Pernyataan itu menegaskan bahwa perguruan tinggi dipandang sebagai mitra strategis dalam penyediaan inovasi. Pemerintah berharap kampus tidak hanya menghasilkan riset, tetapi juga alat dan sistem yang bisa dipakai langsung untuk menjawab kebutuhan daerah.

Arah kebijakan mengikuti instruksi Presiden

Langkah percepatan ini juga disebut sejalan dengan instruksi Presiden Prabowo Subianto. Presiden meminta implementasi teknologi pengolahan sampah skala mikro dari perguruan tinggi dipercepat agar manfaatnya dapat dirasakan lebih luas.

Teknologi skala mikro tersebut diharapkan melengkapi fasilitas waste to energy skala besar yang sudah ada. Dengan begitu, penanganan sampah tidak hanya bertumpu pada fasilitas besar, tetapi juga menjangkau tingkat desa dan kelurahan.

Pendekatan itu dinilai penting karena persoalan sampah kerap muncul dari sumber paling dekat dengan masyarakat. Jika teknologi mikro bisa diterapkan di wilayah kecil, beban penanganan di level lanjutan bisa ikut berkurang.

Riset kampus didorong masuk tahap hilirisasi

Pada forum yang sama, Menteri Pendidikan Tinggi, Sains, dan Teknologi Brian Yuliarto menyatakan kesiapan jajarannya untuk menjawab tantangan tersebut. Ia menegaskan riset dari perguruan tinggi perlu langsung diarahkan menjadi solusi nyata bagi masyarakat.

Melalui program Diktisaintek Berdampak, Kemdiktisaintek berkomitmen agar hasil penelitian tidak berhenti di laboratorium. Riset kampus diharapkan masuk ke tahap hilirisasi sehingga berubah menjadi produk inovasi yang siap digunakan publik.

Arah ini penting agar hasil karya akademik tidak hanya tercatat sebagai dokumen ilmiah atau prototipe.

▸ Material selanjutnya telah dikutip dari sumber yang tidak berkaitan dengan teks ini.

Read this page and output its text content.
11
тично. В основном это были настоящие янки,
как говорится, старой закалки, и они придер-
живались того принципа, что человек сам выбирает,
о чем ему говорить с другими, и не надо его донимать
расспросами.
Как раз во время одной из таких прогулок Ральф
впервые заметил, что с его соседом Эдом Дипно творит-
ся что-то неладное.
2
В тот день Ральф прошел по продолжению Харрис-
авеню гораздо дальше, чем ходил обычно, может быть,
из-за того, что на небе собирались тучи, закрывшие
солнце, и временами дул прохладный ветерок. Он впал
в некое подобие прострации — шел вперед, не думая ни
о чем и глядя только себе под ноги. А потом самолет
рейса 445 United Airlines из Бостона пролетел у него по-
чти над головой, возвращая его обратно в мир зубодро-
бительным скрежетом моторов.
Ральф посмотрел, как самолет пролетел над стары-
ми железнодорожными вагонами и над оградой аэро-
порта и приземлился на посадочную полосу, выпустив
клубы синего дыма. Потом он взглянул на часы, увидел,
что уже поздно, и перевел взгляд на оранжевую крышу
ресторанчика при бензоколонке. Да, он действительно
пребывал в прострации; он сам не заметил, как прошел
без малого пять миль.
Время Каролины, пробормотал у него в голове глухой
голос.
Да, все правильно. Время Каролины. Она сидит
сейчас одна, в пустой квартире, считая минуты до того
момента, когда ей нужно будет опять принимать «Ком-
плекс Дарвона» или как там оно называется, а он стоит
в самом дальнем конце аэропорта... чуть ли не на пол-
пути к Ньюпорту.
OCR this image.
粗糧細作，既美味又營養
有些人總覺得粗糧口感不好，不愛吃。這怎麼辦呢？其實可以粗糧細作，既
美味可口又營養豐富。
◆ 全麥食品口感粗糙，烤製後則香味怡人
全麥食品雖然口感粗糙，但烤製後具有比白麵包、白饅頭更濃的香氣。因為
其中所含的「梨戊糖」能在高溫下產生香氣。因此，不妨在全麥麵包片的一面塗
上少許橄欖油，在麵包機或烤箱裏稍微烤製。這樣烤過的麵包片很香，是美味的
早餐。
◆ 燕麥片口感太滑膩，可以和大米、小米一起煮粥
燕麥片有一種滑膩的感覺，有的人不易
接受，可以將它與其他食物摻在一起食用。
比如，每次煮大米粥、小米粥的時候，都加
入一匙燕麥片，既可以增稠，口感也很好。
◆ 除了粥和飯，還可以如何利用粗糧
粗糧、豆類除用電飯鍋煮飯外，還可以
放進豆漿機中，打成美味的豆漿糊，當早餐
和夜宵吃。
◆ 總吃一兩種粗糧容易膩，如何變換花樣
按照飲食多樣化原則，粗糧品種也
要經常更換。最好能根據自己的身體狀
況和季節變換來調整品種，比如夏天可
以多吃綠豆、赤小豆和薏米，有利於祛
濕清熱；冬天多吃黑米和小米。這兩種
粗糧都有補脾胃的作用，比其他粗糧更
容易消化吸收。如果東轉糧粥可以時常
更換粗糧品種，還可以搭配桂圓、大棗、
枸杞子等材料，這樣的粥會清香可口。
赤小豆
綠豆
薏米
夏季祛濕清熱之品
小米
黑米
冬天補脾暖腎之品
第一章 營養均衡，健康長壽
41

Pemerintah ingin perguruan tinggi menghasilkan teknologi yang benar-benar bisa dipakai untuk menyelesaikan masalah sehari-hari, termasuk pengolahan sampah.

Transformasi lain di sektor pangan juga berjalan

Di luar isu sampah, Zulhas juga memaparkan sejumlah transformasi di sektor pangan. Pemerintah saat ini menyederhanakan regulasi agar kebijakan di lapangan dapat dijalankan lebih cepat.

Beberapa langkah yang tengah berlangsung mencakup reformasi distribusi pupuk bersubsidi, penetapan harga pembelian gabah atau HPP untuk kesejahteraan petani, serta penguatan Koperasi Desa Merah Putih (KDMP). Seluruh agenda itu menunjukkan bahwa pemerintah ingin mempercepat eksekusi kebijakan di lapangan, baik pada sektor pangan maupun penanganan sampah.

Dengan melibatkan perguruan tinggi, pemerintah menempatkan inovasi sebagai bagian dari solusi kebijakan publik. Di sisi lain, kampus diminta memperkuat perannya agar teknologi yang dihasilkan dapat menjawab kebutuhan masyarakat secara langsung, termasuk dalam pengolahan sampah dari skala kecil hingga besar.